08.01.2019

Blick durchs Wasserfenster

Absorptionsspektren von organischen Molekülen in wässriger Lösung dank neuer Lasertechnik.

Die Röntgenspektroskopie bietet einen direkten Einblick in die Natur chemischer Bindungen und den Verlauf chemischer Reaktionen. Momentan gibt es intensive Anstrengungen bei der Weiter­entwicklung der Röntgen­quellen und der Implementierung neuer Mess­methoden. Forscher am Max-Born-Institut (MBI) haben nun erfolgreich Absorptions­spektroskopie im Wasser­fenster demonstriert, indem sie eine laser­basierte Strahlungs­quelle von ultra­kurzen Röntgen­pulsen mit einer neu­artigen Technologie zur Erzeugung eines Dünn­schicht-Flüssigkeits­strahls kombinierten. Damit wird erst­mals die gleich­zeitige Unter­suchung von Kohlen­stoff und Stick­stoff in organischen Molekülen in wässriger Lösung möglich.

Abb.: Dünnschicht-Flüssigkeitsstrahl (in Wasser gelöster Harn­stoff),...
Abb.: Dünnschicht-Flüssigkeitsstrahl (in Wasser gelöster Harn­stoff), beleuchtet mit ultra­kurzen Röntgen­pulsen (Bild: MBI)

Die Röntgenabsorptions­spektroskopie (XAS), die unbesetzte Orbitale element­spezifisch unter­sucht, erlaubt die Bestimmung der elektronischen Struktur von Molekülen. Für die meisten organischen Moleküle ist der weiche Röntgen­spektral­bereich (100 bis 1000 eV) relevant, da dort K-Kanten­übergänge von leichten Elementen (C, N und O) und die L-Kanten von 3D-Metallen zu finden sind. XAS wird typischer­weise an Groß­forschungs­anlagen wie Speicher­ringen oder Freie-Elektronen-Lasern durch­geführt. Laser­basierte Labor­quellen wurden bisher nur spärlich zur Unter­suchung reiner Materialien, wie z.B. Metalle und organische Schichten, eingesetzt. Bisher waren keine Unter­suchungen der Kohlen­stoff- oder Stickstoff-K-Kanten von organischen Molekülen in verdünnter wässriger Lösung verfügbar.
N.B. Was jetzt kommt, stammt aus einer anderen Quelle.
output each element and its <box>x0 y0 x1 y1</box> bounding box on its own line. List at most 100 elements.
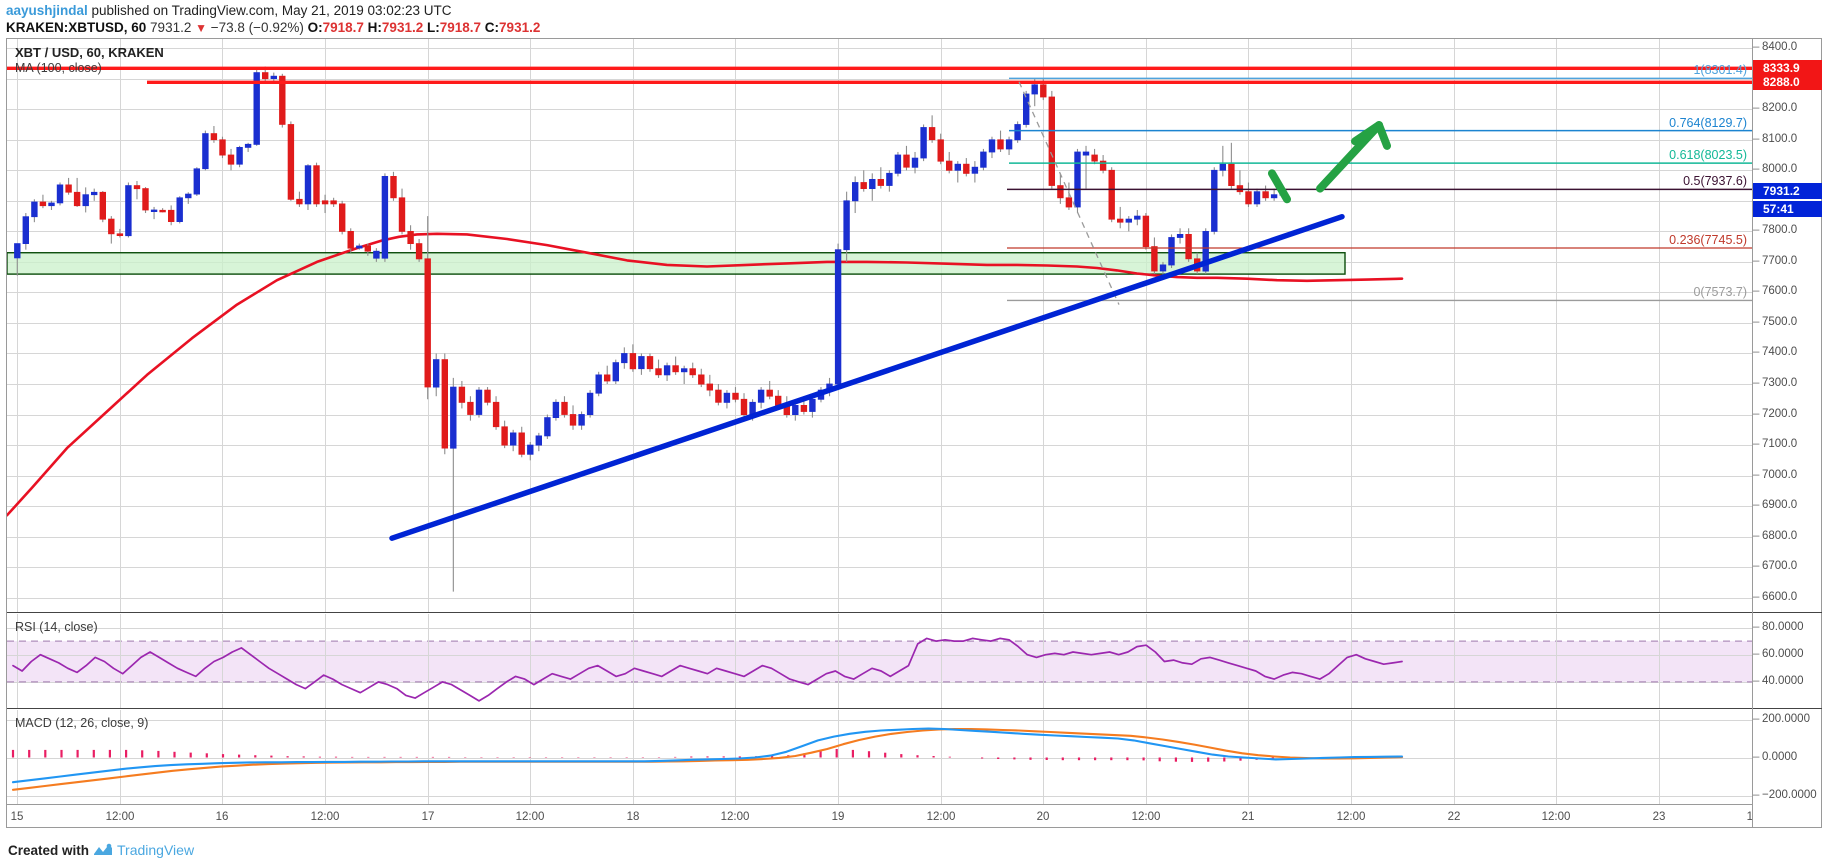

Das Forschungsteam am MBI hat nun eine intensive Strahlungs­quelle für weiche Femto­sekunden-Röntgen­pulse entwickelt, die in einem extrem nicht­linearen Prozess (HHG) die Frequenz eines Laser­pulses ver­vielfacht. Dabei werden aus lang­welligen (1,8 µm) Treiber­pulsen mit Photon­energien von 0,69 eV, die mit einem verstärkten Titan-Saphir-Laser­system erzeugt wurden, Frequenzen erzeugt, die über 600 mal höher liegen und sich bis zu 450 eV erstrecken. Die Forscher haben diese Quelle mit dem Dünn­schicht-Flüssig­keits­strahl kombiniert, der auch unter Vakuum­bedingungen voll funktions­fähig ist. Stationäre Absorptions­spektren von organischen Molekülen und anorganischen Salzen in einer rund ein Mikrometer dünnen Schicht wässriger Lösung können nun im gesamten Wasser­fenster­bereich, d.h. zwischen 200 und 540 eV, gemessen werden. Insbesondere ermöglicht diese Technik die gleich­zeitige lokale Unter­suchung an Kohlen­stoff- und Stick­stoff­atomen innerhalb der Moleküle. Damit demonstriert das Forschungs­team, dass eine gleich­zeitige Beobachtung mehrerer Positionen innerhalb molekularer Systeme möglich ist und ein Zugang zu korrelierten Dynamiken während molekularer Re­konfigurationen eröffnet wird.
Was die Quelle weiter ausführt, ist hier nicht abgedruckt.